A hacking group with ties to Iran, known as the Crambus espionage group, executed an extensive intrusion into the computer systems of a Middle Eastern government.

The espionage group’s intrusion spanned an eight-month period from February to September 2023.

The cyber attackers employed a range of tactics during the operation, including the theft of sensitive files and passwords, Symantec revealed.

The perpetrators introduced a PowerShell backdoor called PowerExchange in one instance, providing them with the ability to not only monitor but also execute commands through email messages, surreptitiously forwarded from an Exchange Server. The campaign impacted a minimum of 12 computers, with strong indications pointing toward the deployment of backdoors and keyloggers on numerous other systems.

Evidence has also emerged suggesting that the attackers went as far as modifying Windows firewall rules to enable remote access, demonstrating their resourcefulness.

The Crambus espionage group has long been associated with espionage operations in multiple countries, including Saudi Arabia, Israel, the United Arab Emirates, Iraq, Jordan, Lebanon, Kuwait, Qatar, Albania, the United States, and Turkey.

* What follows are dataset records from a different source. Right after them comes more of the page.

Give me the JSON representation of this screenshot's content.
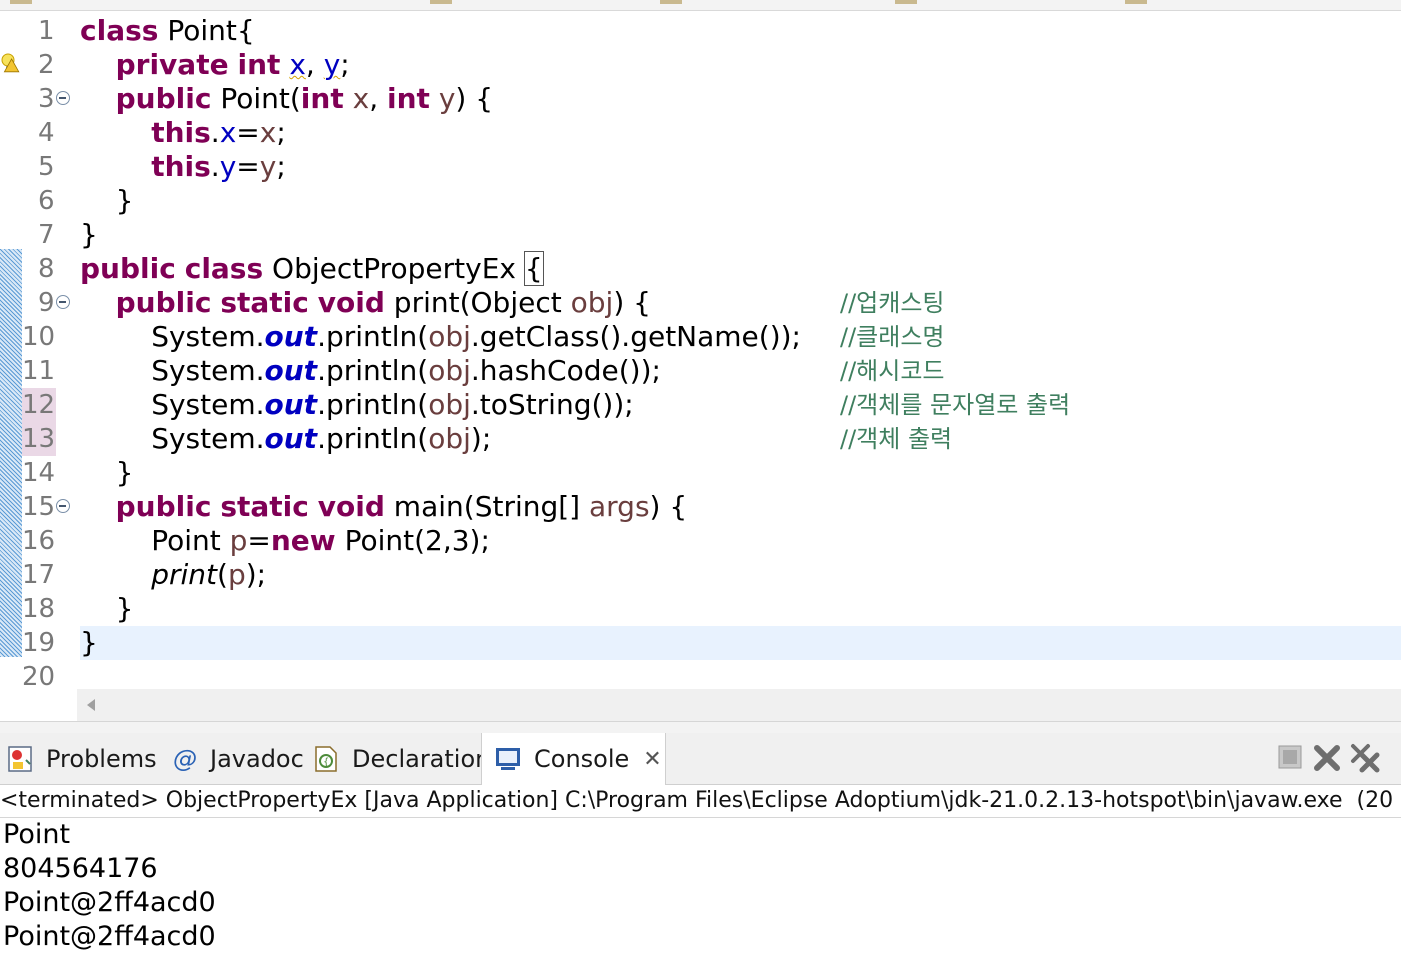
{
  "editor": {
    "line_numbers": [
      "1",
      "2",
      "3",
      "4",
      "5",
      "6",
      "7",
      "8",
      "9",
      "10",
      "11",
      "12",
      "13",
      "14",
      "15",
      "16",
      "17",
      "18",
      "19",
      "20"
    ],
    "lines": [
      [
        {
          "t": "class",
          "c": "kw"
        },
        {
          "t": " Point{"
        }
      ],
      [
        {
          "t": "    "
        },
        {
          "t": "private",
          "c": "kw"
        },
        {
          "t": " "
        },
        {
          "t": "int",
          "c": "kw"
        },
        {
          "t": " "
        },
        {
          "t": "x",
          "c": "fld warn-ul"
        },
        {
          "t": ", "
        },
        {
          "t": "y",
          "c": "fld warn-ul"
        },
        {
          "t": ";"
        }
      ],
      [
        {
          "t": "    "
        },
        {
          "t": "public",
          "c": "kw"
        },
        {
          "t": " Point("
        },
        {
          "t": "int",
          "c": "kw"
        },
        {
          "t": " "
        },
        {
          "t": "x",
          "c": "var"
        },
        {
          "t": ", "
        },
        {
          "t": "int",
          "c": "kw"
        },
        {
          "t": " "
        },
        {
          "t": "y",
          "c": "var"
        },
        {
          "t": ") {"
        }
      ],
      [
        {
          "t": "        "
        },
        {
          "t": "this",
          "c": "kw"
        },
        {
          "t": "."
        },
        {
          "t": "x",
          "c": "fld"
        },
        {
          "t": "="
        },
        {
          "t": "x",
          "c": "var"
        },
        {
          "t": ";"
        }
      ],
      [
        {
          "t": "        "
        },
        {
          "t": "this",
          "c": "kw"
        },
        {
          "t": "."
        },
        {
          "t": "y",
          "c": "fld"
        },
        {
          "t": "="
        },
        {
          "t": "y",
          "c": "var"
        },
        {
          "t": ";"
        }
      ],
      [
        {
          "t": "    }"
        }
      ],
      [
        {
          "t": "}"
        }
      ],
      [
        {
          "t": "public",
          "c": "kw"
        },
        {
          "t": " "
        },
        {
          "t": "class",
          "c": "kw"
        },
        {
          "t": " ObjectPropertyEx "
        },
        {
          "t": "{",
          "c": "box"
        }
      ],
      [
        {
          "t": "    "
        },
        {
          "t": "public",
          "c": "kw"
        },
        {
          "t": " "
        },
        {
          "t": "static",
          "c": "kw"
        },
        {
          "t": " "
        },
        {
          "t": "void",
          "c": "kw"
        },
        {
          "t": " print(Object "
        },
        {
          "t": "obj",
          "c": "var"
        },
        {
          "t": ") {"
        }
      ],
      [
        {
          "t": "        System."
        },
        {
          "t": "out",
          "c": "sfld"
        },
        {
          "t": ".println("
        },
        {
          "t": "obj",
          "c": "var"
        },
        {
          "t": ".getClass().getName());"
        }
      ],
      [
        {
          "t": "        System."
        },
        {
          "t": "out",
          "c": "sfld"
        },
        {
          "t": ".println("
        },
        {
          "t": "obj",
          "c": "var"
        },
        {
          "t": ".hashCode());"
        }
      ],
      [
        {
          "t": "        System."
        },
        {
          "t": "out",
          "c": "sfld"
        },
        {
          "t": ".println("
        },
        {
          "t": "obj",
          "c": "var"
        },
        {
          "t": ".toString());"
        }
      ],
      [
        {
          "t": "        System."
        },
        {
          "t": "out",
          "c": "sfld"
        },
        {
          "t": ".println("
        },
        {
          "t": "obj",
          "c": "var"
        },
        {
          "t": ");"
        }
      ],
      [
        {
          "t": "    }"
        }
      ],
      [
        {
          "t": "    "
        },
        {
          "t": "public",
          "c": "kw"
        },
        {
          "t": " "
        },
        {
          "t": "static",
          "c": "kw"
        },
        {
          "t": " "
        },
        {
          "t": "void",
          "c": "kw"
        },
        {
          "t": " main(String[] "
        },
        {
          "t": "args",
          "c": "var"
        },
        {
          "t": ") {"
        }
      ],
      [
        {
          "t": "        Point "
        },
        {
          "t": "p",
          "c": "var"
        },
        {
          "t": "="
        },
        {
          "t": "new",
          "c": "kw"
        },
        {
          "t": " Point(2,3);"
        }
      ],
      [
        {
          "t": "        "
        },
        {
          "t": "print",
          "c": "it"
        },
        {
          "t": "("
        },
        {
          "t": "p",
          "c": "var"
        },
        {
          "t": ");"
        }
      ],
      [
        {
          "t": "    }"
        }
      ],
      [
        {
          "t": "}"
        }
      ],
      []
    ],
    "comments": [
      "",
      "",
      "",
      "",
      "",
      "",
      "",
      "",
      "//업캐스팅",
      "//클래스명",
      "//해시코드",
      "//객체를 문자열로 출력",
      "//객체 출력",
      "",
      "",
      "",
      "",
      "",
      "",
      ""
    ],
    "folded_lines": [
      "3",
      "9",
      "15"
    ],
    "marked_lines": [
      "12",
      "13"
    ],
    "current_line": "19",
    "ruler_marked_lines": [
      "8",
      "19"
    ]
  },
  "panel": {
    "tabs": [
      {
        "label": "Problems",
        "icon": "problems-icon",
        "active": false
      },
      {
        "label": "Javadoc",
        "icon": "javadoc-icon",
        "active": false
      },
      {
        "label": "Declaration",
        "icon": "declaration-icon",
        "active": false
      },
      {
        "label": "Console",
        "icon": "console-icon",
        "active": true
      }
    ],
    "toolbar": [
      "terminate-icon",
      "remove-launch-icon",
      "remove-all-terminated-icon"
    ]
  },
  "console": {
    "description": "<terminated> ObjectPropertyEx [Java Application] C:\\Program Files\\Eclipse Adoptium\\jdk-21.0.2.13-hotspot\\bin\\javaw.exe  (20",
    "output": [
      "Point",
      "804564176",
      "Point@2ff4acd0",
      "Point@2ff4acd0"
    ]
  },
  "colors": {
    "keyword": "#7f0055",
    "field": "#0000c0",
    "local_variable": "#6a3e3e",
    "comment": "#3f7f5f",
    "current_line": "#e8f2fe"
  }
}
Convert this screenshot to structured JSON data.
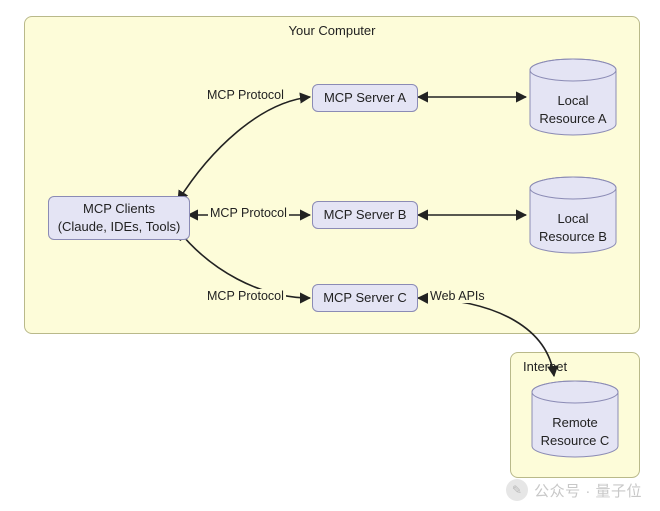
{
  "regions": {
    "computer": {
      "title": "Your Computer"
    },
    "internet": {
      "title": "Internet"
    }
  },
  "nodes": {
    "clients": {
      "line1": "MCP Clients",
      "line2": "(Claude, IDEs, Tools)"
    },
    "server_a": "MCP Server A",
    "server_b": "MCP Server B",
    "server_c": "MCP Server C",
    "resource_a": {
      "line1": "Local",
      "line2": "Resource A"
    },
    "resource_b": {
      "line1": "Local",
      "line2": "Resource B"
    },
    "resource_c": {
      "line1": "Remote",
      "line2": "Resource C"
    }
  },
  "edges": {
    "protocol_a": "MCP Protocol",
    "protocol_b": "MCP Protocol",
    "protocol_c": "MCP Protocol",
    "web_apis": "Web APIs"
  },
  "watermark": {
    "text": "公众号 · 量子位",
    "icon": "✎"
  },
  "chart_data": {
    "type": "diagram",
    "title": "MCP architecture overview",
    "regions": [
      {
        "id": "computer",
        "label": "Your Computer"
      },
      {
        "id": "internet",
        "label": "Internet"
      }
    ],
    "nodes": [
      {
        "id": "clients",
        "label": "MCP Clients (Claude, IDEs, Tools)",
        "shape": "rect",
        "region": "computer"
      },
      {
        "id": "server_a",
        "label": "MCP Server A",
        "shape": "rect",
        "region": "computer"
      },
      {
        "id": "server_b",
        "label": "MCP Server B",
        "shape": "rect",
        "region": "computer"
      },
      {
        "id": "server_c",
        "label": "MCP Server C",
        "shape": "rect",
        "region": "computer"
      },
      {
        "id": "resource_a",
        "label": "Local Resource A",
        "shape": "cylinder",
        "region": "computer"
      },
      {
        "id": "resource_b",
        "label": "Local Resource B",
        "shape": "cylinder",
        "region": "computer"
      },
      {
        "id": "resource_c",
        "label": "Remote Resource C",
        "shape": "cylinder",
        "region": "internet"
      }
    ],
    "edges": [
      {
        "from": "clients",
        "to": "server_a",
        "label": "MCP Protocol",
        "bidirectional": true
      },
      {
        "from": "clients",
        "to": "server_b",
        "label": "MCP Protocol",
        "bidirectional": true
      },
      {
        "from": "clients",
        "to": "server_c",
        "label": "MCP Protocol",
        "bidirectional": true
      },
      {
        "from": "server_a",
        "to": "resource_a",
        "label": "",
        "bidirectional": true
      },
      {
        "from": "server_b",
        "to": "resource_b",
        "label": "",
        "bidirectional": true
      },
      {
        "from": "server_c",
        "to": "resource_c",
        "label": "Web APIs",
        "bidirectional": true
      }
    ]
  }
}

The group is recognized for its prolonged intrusions, primarily focused on intelligence gathering and espionage. In recent times, they have incorporated a substantial social engineering component into the initial stages of their cyber-attacks.

The activities of the group over the past two years indicate that they pose a continuous threat to the Middle East and beyond.

The United States government had previously attributed the group to the Ministry of Intelligence of the Islamic Republic.